“Bahay Kubo” is a folk song popularized during the period of the American Thomasites (early 1900s), and I don’t think there’s Pinoy who can’t sing it. But did you ever notice that in its roll call of the popular Philippine vegetables, the ampalaya is not included? Neither in the original nor in the nosebleed version that my daughter-in-law BingBing e-mailed me! No wonder jokesters say it got so bitter and wrinkled!
My nipa hut is very small,
The plants around are a variety of all.
Turnip and eggplant, wing bean and peanut,
String bean, hyacinth bean, lima bean,
Winter melon and sponge gourd, bottle gourd and pumpkin
Plus there are also radish, mustard, onion, tomato, garlic and ginger, all around them are sesame seeds
And sesame seed around the rim.
The song suddenly reminded me of the vegetable plot my gourmet son, who cooks, has started alongside the carport. There are malunggay plants and leeks, luyang dilaw (turmeric), wansoy (coriander) and curry leaf. Also, blue ginger or galangal used in curry, which one maid said was langkawas and fortwith mixed with bagoong to eat with hot rice. It was heavenly.

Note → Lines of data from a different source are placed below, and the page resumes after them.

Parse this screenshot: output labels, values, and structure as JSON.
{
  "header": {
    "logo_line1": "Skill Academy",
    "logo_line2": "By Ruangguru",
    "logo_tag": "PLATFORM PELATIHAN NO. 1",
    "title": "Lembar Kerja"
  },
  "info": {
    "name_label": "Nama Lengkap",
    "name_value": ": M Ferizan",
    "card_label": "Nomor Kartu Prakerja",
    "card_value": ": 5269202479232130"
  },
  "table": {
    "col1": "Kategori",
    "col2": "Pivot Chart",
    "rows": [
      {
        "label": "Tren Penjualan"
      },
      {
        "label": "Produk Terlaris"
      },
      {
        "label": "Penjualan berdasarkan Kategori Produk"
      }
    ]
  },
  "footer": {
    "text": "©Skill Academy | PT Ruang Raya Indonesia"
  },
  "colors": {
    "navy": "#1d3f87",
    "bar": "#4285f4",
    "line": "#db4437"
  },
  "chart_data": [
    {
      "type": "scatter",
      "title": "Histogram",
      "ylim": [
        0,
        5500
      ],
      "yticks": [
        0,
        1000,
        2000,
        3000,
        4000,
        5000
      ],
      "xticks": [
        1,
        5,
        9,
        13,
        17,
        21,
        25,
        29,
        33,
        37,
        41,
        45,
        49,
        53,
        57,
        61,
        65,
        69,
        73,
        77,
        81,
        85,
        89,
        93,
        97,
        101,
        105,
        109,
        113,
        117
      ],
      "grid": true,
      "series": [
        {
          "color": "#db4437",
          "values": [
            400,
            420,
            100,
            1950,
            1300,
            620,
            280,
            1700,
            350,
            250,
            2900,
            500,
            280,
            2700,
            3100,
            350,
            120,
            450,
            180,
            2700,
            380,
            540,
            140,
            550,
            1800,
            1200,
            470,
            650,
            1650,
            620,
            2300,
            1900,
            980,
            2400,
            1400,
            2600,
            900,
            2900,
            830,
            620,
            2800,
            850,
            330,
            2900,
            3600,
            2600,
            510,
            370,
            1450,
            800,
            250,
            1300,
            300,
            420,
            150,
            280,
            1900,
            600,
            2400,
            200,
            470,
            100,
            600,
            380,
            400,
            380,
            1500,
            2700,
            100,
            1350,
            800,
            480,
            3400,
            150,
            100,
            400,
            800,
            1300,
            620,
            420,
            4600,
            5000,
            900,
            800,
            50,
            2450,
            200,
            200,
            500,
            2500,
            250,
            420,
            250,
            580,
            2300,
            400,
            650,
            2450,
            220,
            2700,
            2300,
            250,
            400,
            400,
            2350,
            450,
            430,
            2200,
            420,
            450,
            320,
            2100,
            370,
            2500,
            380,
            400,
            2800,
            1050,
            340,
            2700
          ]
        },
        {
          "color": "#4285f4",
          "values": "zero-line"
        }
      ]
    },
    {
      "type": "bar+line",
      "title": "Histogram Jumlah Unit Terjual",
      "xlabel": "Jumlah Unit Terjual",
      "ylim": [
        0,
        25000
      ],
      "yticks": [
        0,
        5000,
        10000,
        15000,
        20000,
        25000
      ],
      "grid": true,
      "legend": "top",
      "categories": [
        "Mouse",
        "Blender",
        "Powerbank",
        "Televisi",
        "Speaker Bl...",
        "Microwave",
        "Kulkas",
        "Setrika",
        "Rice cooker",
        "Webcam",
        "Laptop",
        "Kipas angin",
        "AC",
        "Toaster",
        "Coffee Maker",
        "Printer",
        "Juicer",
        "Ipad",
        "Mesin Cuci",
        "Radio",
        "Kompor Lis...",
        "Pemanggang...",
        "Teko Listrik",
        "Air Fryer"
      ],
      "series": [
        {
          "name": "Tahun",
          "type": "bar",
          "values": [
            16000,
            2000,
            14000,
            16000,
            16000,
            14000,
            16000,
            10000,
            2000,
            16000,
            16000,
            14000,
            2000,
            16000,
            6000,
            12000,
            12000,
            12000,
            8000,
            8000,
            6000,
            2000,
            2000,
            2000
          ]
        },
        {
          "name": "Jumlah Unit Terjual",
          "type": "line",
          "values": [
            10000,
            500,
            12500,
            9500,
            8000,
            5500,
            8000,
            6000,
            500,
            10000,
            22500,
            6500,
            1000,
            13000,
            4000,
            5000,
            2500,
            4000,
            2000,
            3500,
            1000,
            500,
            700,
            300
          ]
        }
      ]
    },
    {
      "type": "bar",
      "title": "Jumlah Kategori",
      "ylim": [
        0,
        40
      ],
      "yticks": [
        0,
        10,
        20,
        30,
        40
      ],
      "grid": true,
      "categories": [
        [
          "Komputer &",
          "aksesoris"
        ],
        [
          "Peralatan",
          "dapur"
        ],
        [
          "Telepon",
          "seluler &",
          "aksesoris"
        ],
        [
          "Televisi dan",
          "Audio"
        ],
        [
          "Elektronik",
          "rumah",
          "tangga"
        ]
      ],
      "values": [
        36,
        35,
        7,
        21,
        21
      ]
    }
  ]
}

Newly planted as well is a young kaffir lime tree whose leaves are used in Thai curry. Before Thai food became popular in Manila, kaffir lime leaves were only available if one of us came from Bangkok. Then Mol got wind of an apartment in Malate, vacated by a Thai national, in whose yard had been planted a kaffir tree. That’s where Mol got his first local supply.
Of course now there are a lot of kaffir lime trees around. Another maid had an aha! moment, too, and identified the aromatic lime as something wild growing in their province and used for perfuming the bath.
I am, as usual, sitting under the bower in a spot of sun. The fantail birds are back, raping the orange flowers of their honey. Two tiny white butterflies flit back and forth over the ferns. It is a beautiful day.
No horticultural aptitude
The garden is now so much more beautiful since Mol’s wife Lilli-Ann took it over. She has planted a lot of flowers in between the greens and now it is dotted with pink, orange and yellow dendrobiums, tall red torch ginger, and violet flowered creepers. Even my small dry fountain has been planted to anthuriums.
I enjoy having no horticultural aptitude. When a rare flower blooms, all I can do is clap. And when the ipil tree rains fine yellow blooms on my head, I think it is a curtain call and I take a bow.
In a big vat in the garden live two turtles. They are the same turtles received by Mol’s kids as children’s party giveaways. They have been with us about four or five years. The turtles have grown from dipping-saucer size to dinner-plate size. They are regularly supplied fish food, always imprisoned, always safe in that vat. The water never overflows even when all around it is flooding the whole earth. I sometimes wonder if the turtles do not get cold or lonely in their eternal prison, when the sky is gloomy and there’s trouble in the land.
There have been more cruel gifts in children’s parties than turtles, like baby rabbits and yellow ducklings that have no chance of surviving in kids’ hands. There must be a special place in purgatory for hostesses who give such party favors.
Once, long ago, a monkey appeared in our property. It walked back and forth on the roof of our low carport. It wasn’t at all like the simian in Jose Rizal’s “Monkey and the Turtle” folk tale. This one wasn’t mean, it was hungry.
Whenever we saw it, we would run to the fridge and scrounge for bananas or avocados, and if none, even bread or leftover pudding or pork chops to give to the monkey on the roof. The boys noticed that it had a broken strap still tied to its waist. It must have been somebody’s pet that had escaped.
The monkey appeared each morning, swinging from tree to tree and from yard to yard. It had become the neighborhood pet, and I like to think everyone fed it. Then one day the monkey didn’t show up anymore. I suspect someone in the neighborhood, possibly even its owner, had caught it and chained it back to its bamboo pole. Someone who couldn’t stand seeing such freedom in man or beast.